Two New FX Shows About Love and Hate
For the time being, new FX comedies are probably constructed more or less from the Louie template: people are followed by a single camera, characters have serious social shortcomings and the comedy comes from small, downbeat personal letdowns.
Married and You're the Worst (above), premiering Thursday night at 10:00 and 10:30 p.m. ET, respectively, don't have the vignetted, semi-surreal structures of Louis C.K.'s show, but the environments are the same with characters acting badly, winning a little, but mostly losing.
And, surprise, those who are married can probably relate more to the traps and troubles in Married. Those who are still on the prowl or can't seem to commit, can find more fertile territory with the jaded singles in You're the Worst who don't believe in romantic love or relationships.
Both shows build on the quiet dread and disaffection of Louie. That is, they have their own intellectual bases that are squarely down on the opposite side of network sitcoms that live on clockwork punch lines and amped up studio audiences.
Married has the more tender heart of the two with an LA couple, Russ and Lina (Nat Faxon and Judy Greer) scrunched into a too small single family home with three kids. Russ is a freelance graphic designer who can't seem to get current on his fees or his family's bills. Lina has left the workforce to be a mother and is suffering a significant case of mommy burnout. They're probably the emblem of the fading middle class that just can't make it financially, although the writers have Russ riding around in a family-sized SUV and maybe, hint-hint, that's part of his problem.
We're often in Russ and Lina's bedroom (a lot in the first four episodes sent for review) and the sex life of the 40-ish parents is not going well. She's tired, terrified of getting pregnant again and/or simply isn't turned on anymore. She's happier reading vampire romances. He's frustrated and since we're in an FX, cable bedroom, there's plenty of simulated male masturbation to go around. (Ditto that for You're the Worst, as well.)
Greer (right with Faxon) has been around since her splash ten years ago in I Heart Huckabees and is currently voicing Cheryl on the FX animated comedy Archer. (She's also an annual favorite as Esther Bloomenbergensteinenthal in the Chanukah comedy The Hebrew Hammer.)
Married churns angles on the middle-aged facing their evaporating youth and sex appeal with Lina demanding a vasectomy for Russ and Russ trying to collect a fee for work he's done at a nearby college while all the coeds find him old and out of it.
Married isn't perfect, but has some genuine smarts and heart about having everything around you that you would think you'd need -- a healthy, generally loving family -- but still feeling there's something, sometimes a lot, missing.

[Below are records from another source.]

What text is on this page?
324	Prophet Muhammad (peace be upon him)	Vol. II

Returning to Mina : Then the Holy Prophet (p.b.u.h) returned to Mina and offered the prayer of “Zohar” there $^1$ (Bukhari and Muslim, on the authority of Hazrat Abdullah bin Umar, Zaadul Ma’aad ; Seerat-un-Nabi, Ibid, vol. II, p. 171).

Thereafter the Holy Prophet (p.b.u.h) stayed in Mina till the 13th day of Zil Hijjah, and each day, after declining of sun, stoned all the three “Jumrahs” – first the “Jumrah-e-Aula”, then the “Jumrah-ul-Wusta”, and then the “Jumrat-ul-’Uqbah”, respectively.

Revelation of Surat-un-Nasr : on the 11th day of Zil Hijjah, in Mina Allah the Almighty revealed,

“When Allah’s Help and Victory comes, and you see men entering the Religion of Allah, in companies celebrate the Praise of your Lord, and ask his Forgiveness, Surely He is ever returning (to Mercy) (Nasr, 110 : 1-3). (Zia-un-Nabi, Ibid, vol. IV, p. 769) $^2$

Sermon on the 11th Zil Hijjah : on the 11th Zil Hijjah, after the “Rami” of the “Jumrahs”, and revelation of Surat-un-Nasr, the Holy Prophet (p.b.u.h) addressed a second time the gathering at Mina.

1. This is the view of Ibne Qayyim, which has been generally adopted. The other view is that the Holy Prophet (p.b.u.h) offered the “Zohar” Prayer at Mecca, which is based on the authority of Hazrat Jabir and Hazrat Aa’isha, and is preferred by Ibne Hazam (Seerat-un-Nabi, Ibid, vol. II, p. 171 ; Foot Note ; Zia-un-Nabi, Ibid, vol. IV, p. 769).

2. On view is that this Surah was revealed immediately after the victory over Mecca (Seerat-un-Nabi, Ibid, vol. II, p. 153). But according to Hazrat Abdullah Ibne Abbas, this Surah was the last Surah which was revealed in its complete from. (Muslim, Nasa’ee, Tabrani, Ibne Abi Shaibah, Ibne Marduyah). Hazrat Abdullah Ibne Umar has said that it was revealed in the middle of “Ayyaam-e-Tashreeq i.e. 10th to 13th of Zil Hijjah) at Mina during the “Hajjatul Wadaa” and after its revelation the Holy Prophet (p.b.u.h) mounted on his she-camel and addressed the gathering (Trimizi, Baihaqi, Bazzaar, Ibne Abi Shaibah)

On the flip side, You're the Worst has no illusions about love or happiness, even if the sex is good. There's not a lot to like about the two dysfunctional leads but maybe more to like about the show's premise and territory.
Jimmy (Chris Geere) is an opinionated, too-honest (read: insulting) Brit who's made some money as the author of a semi-autobiographical book about his estranged father called Congratulations, You're Dying. Gretchen (Aya Cash, left, with Geere) is a PR flack for musicians in LA. They meet at a wedding where he acted badly as the former boyfriend of the bride and she's waiting for the valet with a present she has stolen off the couple's gift table. We soon find two cynical, self-absorbed 30-somethings who've been unlucky in love and go immediately between the sheets with each other. They begin seeing each other just as long as it's not referred to as dating. Or a relationship. Yet.
You're the Worst has the advantage of being a romance about unlikable characters who kind of like the basic unlikability of the other so there is a wide area for the story to circle around in, and reverse, of course, as it surely will with characters steeped in erratic and erotic love. Jimmy and Gretchen are best in bed with each other, in that non-verbal territory where they, at least initially, communicate.
You're the Worst also features Stephanie Courtney in a few scenes as a local bookshop keeper full of invective and judgment for Jimmy. She's the irrepressible Flo from the Progressive auto insurance commercials and it's pleasing to see her in a role against that stereotype, without the white headband and the bubbly-scary smile. It's not clear from FX press material whether her character is recurring but hopefully it is.
Married and You're the Worst do well for not prettifying love and lust with all the hackneyed television tropes and gets right down to the hard knocks.
You might call them FX's new non-rom-coms.